How Viruses Attach
A printed copy of a virus does nothing and threatens no one. Even executable virus code sitting on a disk does nothing. What triggers a virus to start replicating? For a virus to do its malicious work and spread itself, it must be activated by being executed. Fortunately for virus writers but unfortunately for the rest of us, there are many ways to ensure that programs will be executed on a running computer.
For example, recall the SETUP program that you initiate on your computer. It may call dozens or hundreds of other programs, some on the distribution medium, some already residing on the computer, some in memory. If any one of these programs contains a virus, the virus code could be activated. Let us see how. Suppose the virus code were in a program on the distribution medium, such as a CD; when executed, the virus could install itself on a permanent storage medium (typically, a hard disk) and also in any and all executing programs in memory. Human intervention is necessary to start the process; a human being puts the virus on the distribution medium, and perhaps another initiates the execution of the program to which the virus is attached. (It is possible for execution to occur without human intervention, though, such as when execution is triggered by a date or the passage of a certain amount of time.) After that, no human intervention is needed; the virus can spread by itself.
A more common means of virus activation is as an attachment to an e-mail message. In this attack, the virus writer tries to convince the victim (the recipient of the e-mail message) to open the attachment.

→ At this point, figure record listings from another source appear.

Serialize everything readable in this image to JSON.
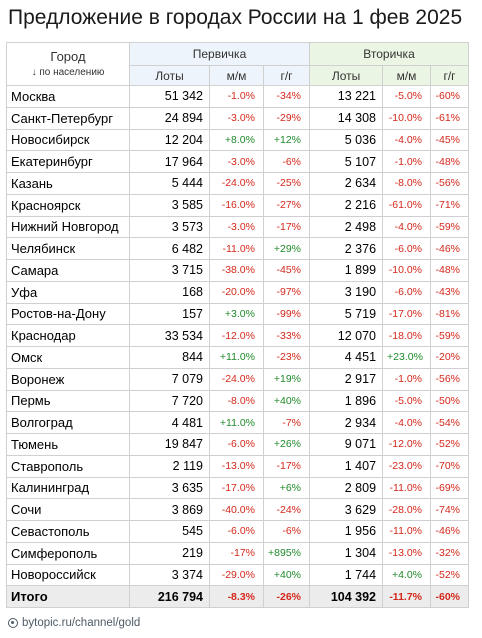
{
  "title": "Предложение в городах России на 1 фев 2025",
  "chart_data": {
    "type": "table",
    "title": "Предложение в городах России на 1 фев 2025",
    "header": {
      "city_label": "Город",
      "city_sublabel": "↓ по населению",
      "groups": [
        "Первичка",
        "Вторичка"
      ],
      "columns": [
        "Лоты",
        "м/м",
        "г/г",
        "Лоты",
        "м/м",
        "г/г"
      ]
    },
    "rows": [
      {
        "city": "Москва",
        "p_lots": "51 342",
        "p_mm": "-1.0%",
        "p_yy": "-34%",
        "s_lots": "13 221",
        "s_mm": "-5.0%",
        "s_yy": "-60%"
      },
      {
        "city": "Санкт-Петербург",
        "p_lots": "24 894",
        "p_mm": "-3.0%",
        "p_yy": "-29%",
        "s_lots": "14 308",
        "s_mm": "-10.0%",
        "s_yy": "-61%"
      },
      {
        "city": "Новосибирск",
        "p_lots": "12 204",
        "p_mm": "+8.0%",
        "p_yy": "+12%",
        "s_lots": "5 036",
        "s_mm": "-4.0%",
        "s_yy": "-45%"
      },
      {
        "city": "Екатеринбург",
        "p_lots": "17 964",
        "p_mm": "-3.0%",
        "p_yy": "-6%",
        "s_lots": "5 107",
        "s_mm": "-1.0%",
        "s_yy": "-48%"
      },
      {
        "city": "Казань",
        "p_lots": "5 444",
        "p_mm": "-24.0%",
        "p_yy": "-25%",
        "s_lots": "2 634",
        "s_mm": "-8.0%",
        "s_yy": "-56%"
      },
      {
        "city": "Красноярск",
        "p_lots": "3 585",
        "p_mm": "-16.0%",
        "p_yy": "-27%",
        "s_lots": "2 216",
        "s_mm": "-61.0%",
        "s_yy": "-71%"
      },
      {
        "city": "Нижний Новгород",
        "p_lots": "3 573",
        "p_mm": "-3.0%",
        "p_yy": "-17%",
        "s_lots": "2 498",
        "s_mm": "-4.0%",
        "s_yy": "-59%"
      },
      {
        "city": "Челябинск",
        "p_lots": "6 482",
        "p_mm": "-11.0%",
        "p_yy": "+29%",
        "s_lots": "2 376",
        "s_mm": "-6.0%",
        "s_yy": "-46%"
      },
      {
        "city": "Самара",
        "p_lots": "3 715",
        "p_mm": "-38.0%",
        "p_yy": "-45%",
        "s_lots": "1 899",
        "s_mm": "-10.0%",
        "s_yy": "-48%"
      },
      {
        "city": "Уфа",
        "p_lots": "168",
        "p_mm": "-20.0%",
        "p_yy": "-97%",
        "s_lots": "3 190",
        "s_mm": "-6.0%",
        "s_yy": "-43%"
      },
      {
        "city": "Ростов-на-Дону",
        "p_lots": "157",
        "p_mm": "+3.0%",
        "p_yy": "-99%",
        "s_lots": "5 719",
        "s_mm": "-17.0%",
        "s_yy": "-81%"
      },
      {
        "city": "Краснодар",
        "p_lots": "33 534",
        "p_mm": "-12.0%",
        "p_yy": "-33%",
        "s_lots": "12 070",
        "s_mm": "-18.0%",
        "s_yy": "-59%"
      },
      {
        "city": "Омск",
        "p_lots": "844",
        "p_mm": "+11.0%",
        "p_yy": "-23%",
        "s_lots": "4 451",
        "s_mm": "+23.0%",
        "s_yy": "-20%"
      },
      {
        "city": "Воронеж",
        "p_lots": "7 079",
        "p_mm": "-24.0%",
        "p_yy": "+19%",
        "s_lots": "2 917",
        "s_mm": "-1.0%",
        "s_yy": "-56%"
      },
      {
        "city": "Пермь",
        "p_lots": "7 720",
        "p_mm": "-8.0%",
        "p_yy": "+40%",
        "s_lots": "1 896",
        "s_mm": "-5.0%",
        "s_yy": "-50%"
      },
      {
        "city": "Волгоград",
        "p_lots": "4 481",
        "p_mm": "+11.0%",
        "p_yy": "-7%",
        "s_lots": "2 934",
        "s_mm": "-4.0%",
        "s_yy": "-54%"
      },
      {
        "city": "Тюмень",
        "p_lots": "19 847",
        "p_mm": "-6.0%",
        "p_yy": "+26%",
        "s_lots": "9 071",
        "s_mm": "-12.0%",
        "s_yy": "-52%"
      },
      {
        "city": "Ставрополь",
        "p_lots": "2 119",
        "p_mm": "-13.0%",
        "p_yy": "-17%",
        "s_lots": "1 407",
        "s_mm": "-23.0%",
        "s_yy": "-70%"
      },
      {
        "city": "Калининград",
        "p_lots": "3 635",
        "p_mm": "-17.0%",
        "p_yy": "+6%",
        "s_lots": "2 809",
        "s_mm": "-11.0%",
        "s_yy": "-69%"
      },
      {
        "city": "Сочи",
        "p_lots": "3 869",
        "p_mm": "-40.0%",
        "p_yy": "-24%",
        "s_lots": "3 629",
        "s_mm": "-28.0%",
        "s_yy": "-74%"
      },
      {
        "city": "Севастополь",
        "p_lots": "545",
        "p_mm": "-6.0%",
        "p_yy": "-6%",
        "s_lots": "1 956",
        "s_mm": "-11.0%",
        "s_yy": "-46%"
      },
      {
        "city": "Симферополь",
        "p_lots": "219",
        "p_mm": "-17%",
        "p_yy": "+895%",
        "s_lots": "1 304",
        "s_mm": "-13.0%",
        "s_yy": "-32%"
      },
      {
        "city": "Новороссийск",
        "p_lots": "3 374",
        "p_mm": "-29.0%",
        "p_yy": "+40%",
        "s_lots": "1 744",
        "s_mm": "+4.0%",
        "s_yy": "-52%"
      }
    ],
    "total": {
      "city": "Итого",
      "p_lots": "216 794",
      "p_mm": "-8.3%",
      "p_yy": "-26%",
      "s_lots": "104 392",
      "s_mm": "-11.7%",
      "s_yy": "-60%"
    }
  },
  "colors": {
    "negative": "#d4281b",
    "positive": "#1f8a2a",
    "primary_header_bg": "#eef4fb",
    "secondary_header_bg": "#eaf5e3"
  },
  "footer": {
    "icon": "link-icon",
    "text": "bytopic.ru/channel/gold"
  }
}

Once the viral attachment is opened, the activated virus can do its work. Some modern e-mail handlers, in a drive to "help" the receiver (victim), automatically open attachments as soon as the receiver opens the body of the e-mail message. The virus can be executable code embedded in an executable attachment, but other types of files are equally dangerous. For example, objects such as graphics or photo images can contain code to be executed by an editor, so they can be transmission agents for viruses. In general, it is safer to force users to open files on their own rather than automatically; it is a bad idea for programs to perform potentially security-relevant actions without a user's consent. However, ease-of-use often trumps security, so programs such as browsers, e-mail handlers, and viewers often "helpfully" open files without asking the user first.
A program virus attaches itself to a program; then, whenever the program is run, the virus is activated. This kind of attachment is usually easy to program.
In the simplest case, a virus inserts a copy of itself into the executable program file before the first executable instruction. Then, all the virus instructions execute first; after the last virus instruction, control flows naturally to what used to be the first program instruction. Such a situation is shown in Figure 3-4.
This kind of attachment is simple and usually effective. The virus writer does not need to know anything about the program to which the virus will attach, and often the attached program simply serves as a carrier for the virus. The virus performs its task and then transfers to the original program. Typically, the user is unaware of the effect of the virus if the original program still does all that it used to. Most viruses attach in this manner.
Viruses That Surround a Program
An alternative to the attachment is a virus that runs the original program but has control before and after its execution. For example, a virus writer might want to prevent the virus from being detected. If the virus is stored on disk, its presence will be given away by its file name, or its size will affect the amount of space used on the disk. The virus writer might arrange for the virus to attach itself to the program that constructs the listing of files on the disk. If the virus regains control after the listing program has generated the listing but before the listing is displayed or printed, the virus could eliminate its entry from the listing and falsify space counts so that it appears not to exist. A surrounding virus is shown in Figure 3-5.
Integrated Viruses and Replacements
A third situation occurs when the virus replaces some of its target, integrating itself into the original code of the target. Such a situation is shown in Figure 3-6. Clearly, the virus writer has to know the exact structure of the original program to know where to insert which pieces of the virus.
Finally, the virus can replace the entire target, either mimicking the effect of the target or ignoring the expected effect of the target and performing only the virus effect. In this case, the user is most likely to perceive the loss of the original program.
Currently, the most popular virus type is what we call the document virus, which is implemented within a formatted document, such as a written document, a database, a slide presentation, a picture, or a spreadsheet. These documents are highly structured files that contain both data (words or numbers) and commands (such as formulas, formatting controls, links). The commands are part of a rich programming language, including macros, variables and procedures, file accesses, and even system calls. The writer of a document virus uses any of the features of the programming language to perform malicious actions.
The ordinary user usually sees only the content of the document (its text or data), so the virus writer simply includes the virus in the commands part of the document, as in the integrated program virus.